Stanley's blog

China-EU: A Common Future
Edited by Stanley Crossick and Etienne Reuter
World Scientific Publishing – see post of 17 January
reviewed by David Martin, MEP

As the Olympic flame burns its troubled way towards Beijing, the debate around the consequences and benefits of closer cooperation with China follows in its wake. Relations with China are a political minefield for leaders the world over; isolation by western powers risks encouraging Chinese isolationism and hostility, while engagement appears to condone systematic violations of rights and freedoms in favour of economic gain. The EU, being one of the largest global trading arenas and a union of 27 western democracies, is a cacophony of complex opinions on what form EU-China relations should take and be developed.

As the title suggests, the essays in this book make a convincing case for closer cooperation. They rightly encourage a vision of relations between the two entities that looks beyond trade and promotes further issues on which the EU should seek dialogue with Beijing. Pressing concerns such as global terrorism, climate change and energy policy demand engagement with China and call for a multifaceted foreign policy towards the emerging global power.

Indeed, it is in reading the contributions from both Chinese and European scholars and political personalities that the possibility and potential benefits of such a common strategy become clear. Be it Andrew Small’s engaging analysis of the US-China relationship or Glyn Ford’s thorough breakdown of the dilemma China faces over North Korea, one is in no doubt that the book’s contributors are experts, committed to developing Sino-European relations, at their most assertive.

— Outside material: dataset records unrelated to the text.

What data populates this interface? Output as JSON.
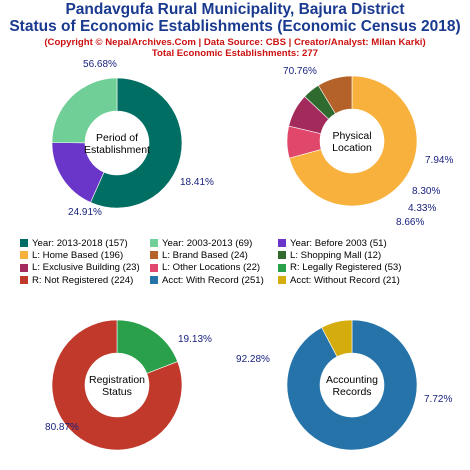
{
  "header": {
    "title_line1": "Pandavgufa Rural Municipality, Bajura District",
    "title_line2": "Status of Economic Establishments (Economic Census 2018)",
    "subtitle": "(Copyright © NepalArchives.Com | Data Source: CBS | Creator/Analyst: Milan Karki)",
    "total": "Total Economic Establishments: 277"
  },
  "chart_data": [
    {
      "type": "pie",
      "title": "Period of Establishment",
      "center_label": [
        "Period of",
        "Establishment"
      ],
      "slices": [
        {
          "label": "Year: 2013-2018",
          "value": 157,
          "pct_label": "56.68%",
          "color": "#006e62"
        },
        {
          "label": "Year: Before 2003",
          "value": 51,
          "pct_label": "18.41%",
          "color": "#6a36c9"
        },
        {
          "label": "Year: 2003-2013",
          "value": 69,
          "pct_label": "24.91%",
          "color": "#6fcf97"
        }
      ]
    },
    {
      "type": "pie",
      "title": "Physical Location",
      "center_label": [
        "Physical",
        "Location"
      ],
      "slices": [
        {
          "label": "L: Home Based",
          "value": 196,
          "pct_label": "70.76%",
          "color": "#f9b13e"
        },
        {
          "label": "L: Other Locations",
          "value": 22,
          "pct_label": "7.94%",
          "color": "#e0476a"
        },
        {
          "label": "L: Exclusive Building",
          "value": 23,
          "pct_label": "8.30%",
          "color": "#a22b5c"
        },
        {
          "label": "L: Shopping Mall",
          "value": 12,
          "pct_label": "4.33%",
          "color": "#2f6b2f"
        },
        {
          "label": "L: Brand Based",
          "value": 24,
          "pct_label": "8.66%",
          "color": "#b5622a"
        }
      ]
    },
    {
      "type": "pie",
      "title": "Registration Status",
      "center_label": [
        "Registration",
        "Status"
      ],
      "slices": [
        {
          "label": "R: Legally Registered",
          "value": 53,
          "pct_label": "19.13%",
          "color": "#2aa04a"
        },
        {
          "label": "R: Not Registered",
          "value": 224,
          "pct_label": "80.87%",
          "color": "#c0392b"
        }
      ]
    },
    {
      "type": "pie",
      "title": "Accounting Records",
      "center_label": [
        "Accounting",
        "Records"
      ],
      "slices": [
        {
          "label": "Acct: With Record",
          "value": 251,
          "pct_label": "92.28%",
          "color": "#2573a8"
        },
        {
          "label": "Acct: Without Record",
          "value": 21,
          "pct_label": "7.72%",
          "color": "#d4ac0d"
        }
      ]
    }
  ],
  "legend": [
    {
      "label": "Year: 2013-2018 (157)",
      "color": "#006e62"
    },
    {
      "label": "Year: 2003-2013 (69)",
      "color": "#6fcf97"
    },
    {
      "label": "Year: Before 2003 (51)",
      "color": "#6a36c9"
    },
    {
      "label": "L: Home Based (196)",
      "color": "#f9b13e"
    },
    {
      "label": "L: Brand Based (24)",
      "color": "#b5622a"
    },
    {
      "label": "L: Shopping Mall (12)",
      "color": "#2f6b2f"
    },
    {
      "label": "L: Exclusive Building (23)",
      "color": "#a22b5c"
    },
    {
      "label": "L: Other Locations (22)",
      "color": "#e0476a"
    },
    {
      "label": "R: Legally Registered (53)",
      "color": "#2aa04a"
    },
    {
      "label": "R: Not Registered (224)",
      "color": "#c0392b"
    },
    {
      "label": "Acct: With Record (251)",
      "color": "#2573a8"
    },
    {
      "label": "Acct: Without Record (21)",
      "color": "#d4ac0d"
    }
  ]
}
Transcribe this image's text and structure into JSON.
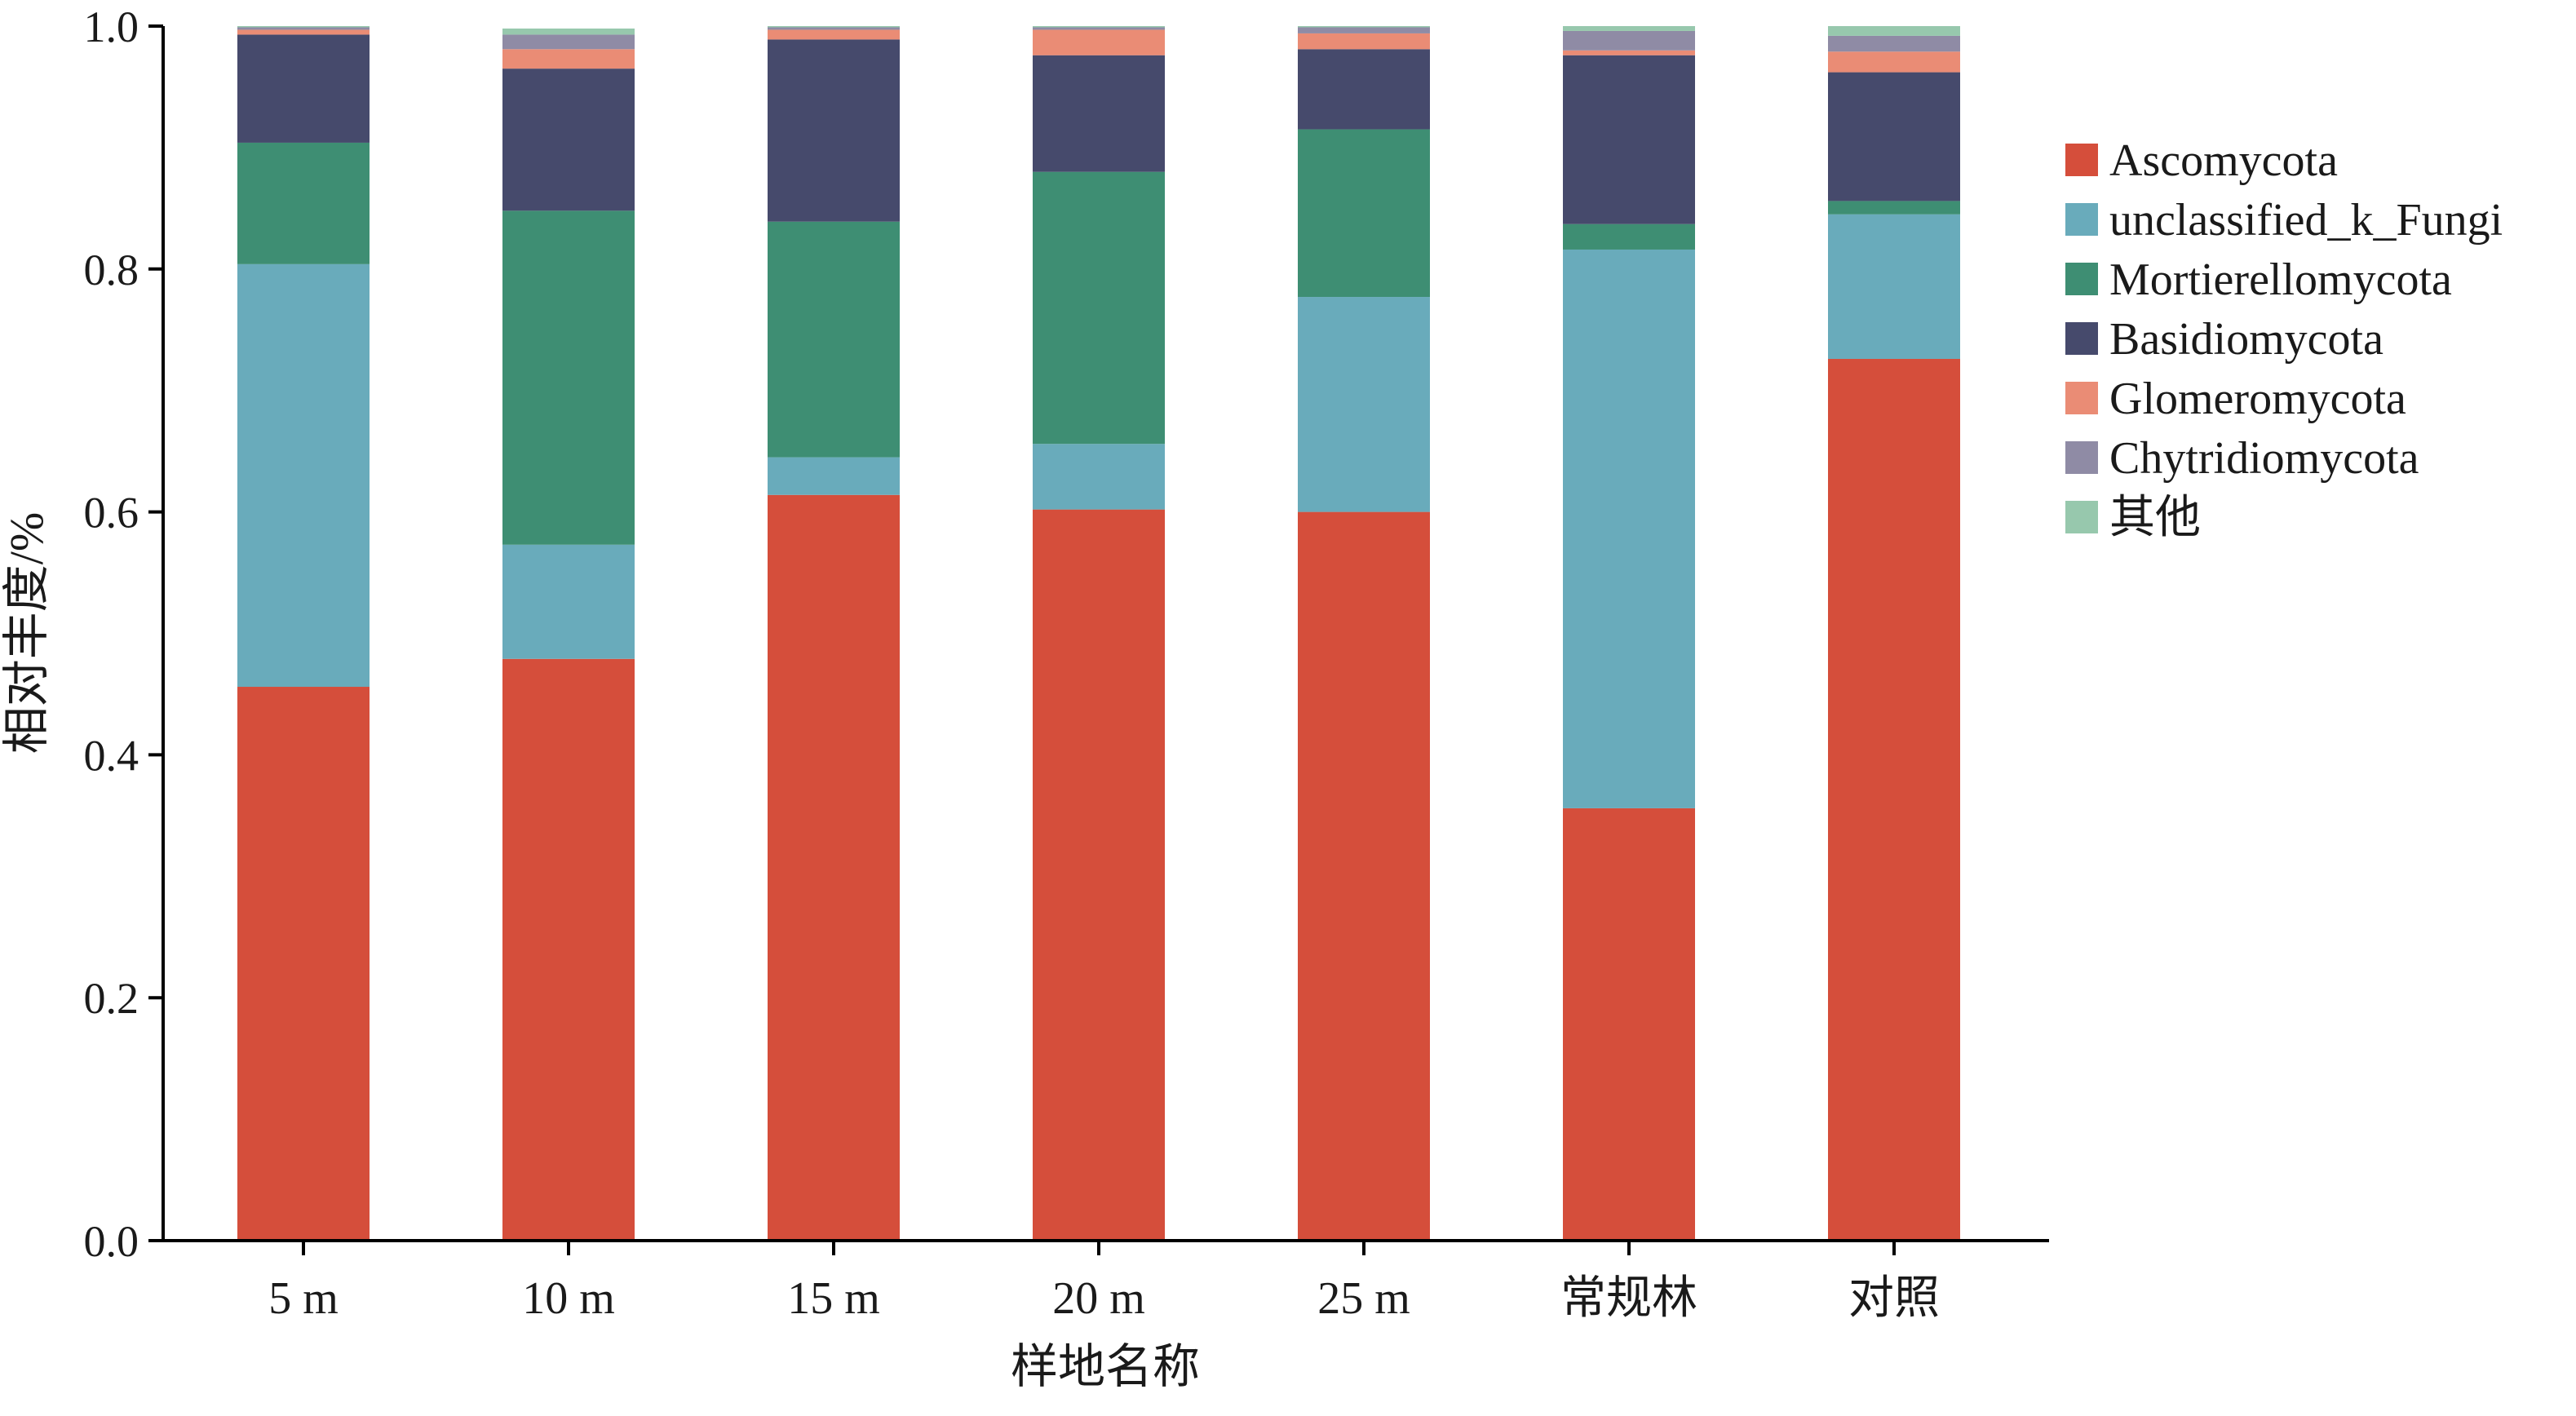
{
  "chart_data": {
    "type": "bar",
    "stacked": true,
    "title": "",
    "xlabel": "样地名称",
    "ylabel": "相对丰度/%",
    "ylim": [
      0,
      1.0
    ],
    "yticks": [
      "0.0",
      "0.2",
      "0.4",
      "0.6",
      "0.8",
      "1.0"
    ],
    "grid": false,
    "legend_position": "right",
    "categories": [
      "5 m",
      "10 m",
      "15 m",
      "20 m",
      "25 m",
      "常规林",
      "对照"
    ],
    "series": [
      {
        "name": "Ascomycota",
        "color": "#d54e3b",
        "values": [
          0.456,
          0.479,
          0.614,
          0.602,
          0.6,
          0.356,
          0.726
        ]
      },
      {
        "name": "unclassified_k_Fungi",
        "color": "#69abbb",
        "values": [
          0.348,
          0.094,
          0.031,
          0.054,
          0.177,
          0.46,
          0.119
        ]
      },
      {
        "name": "Mortierellomycota",
        "color": "#3e8e73",
        "values": [
          0.1,
          0.275,
          0.194,
          0.224,
          0.138,
          0.021,
          0.011
        ]
      },
      {
        "name": "Basidiomycota",
        "color": "#464a6c",
        "values": [
          0.089,
          0.117,
          0.15,
          0.096,
          0.066,
          0.139,
          0.106
        ]
      },
      {
        "name": "Glomeromycota",
        "color": "#ea8c75",
        "values": [
          0.004,
          0.016,
          0.008,
          0.021,
          0.013,
          0.004,
          0.017
        ]
      },
      {
        "name": "Chytridiomycota",
        "color": "#8f8ba5",
        "values": [
          0.002,
          0.012,
          0.002,
          0.002,
          0.005,
          0.016,
          0.013
        ]
      },
      {
        "name": "其他",
        "color": "#97c8ad",
        "values": [
          0.001,
          0.005,
          0.001,
          0.001,
          0.001,
          0.004,
          0.008
        ]
      }
    ]
  }
}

That is not to say that we are presented with a work compiled by blinkered Sino-files. Obstacles to further engagement such as human rights and political freedoms are dealt with using a constructive approach, which is essential in seeking lasting and positive change. Economic concerns are also highlighted, notably the need for China to fulfil its WTO obligations regarding market access in services and counterfeiting.

We are left with the conclusion that China needs to demonstrate its commitment to a stronger Brussels-Beijing relationship as much as we need to begin promoting the EU as a cohesive and serious potential partner. Central in solidifying our relationship with Asia’s future power is a sense of mutual understanding. The book calls for trust building between Europe and China on every level of civil society. The sentencing of human rights activist Hu Jia is a worrying step in the wrong direction.

To achieve a common trust, Europe needs to be prepared to take cooperation forward. Beijing on the other hand needs to make concerted efforts to facilitate multi-level dialogue and recognise legitimate concerns over human rights as the opportunities offered by the Beijing Olympics approach.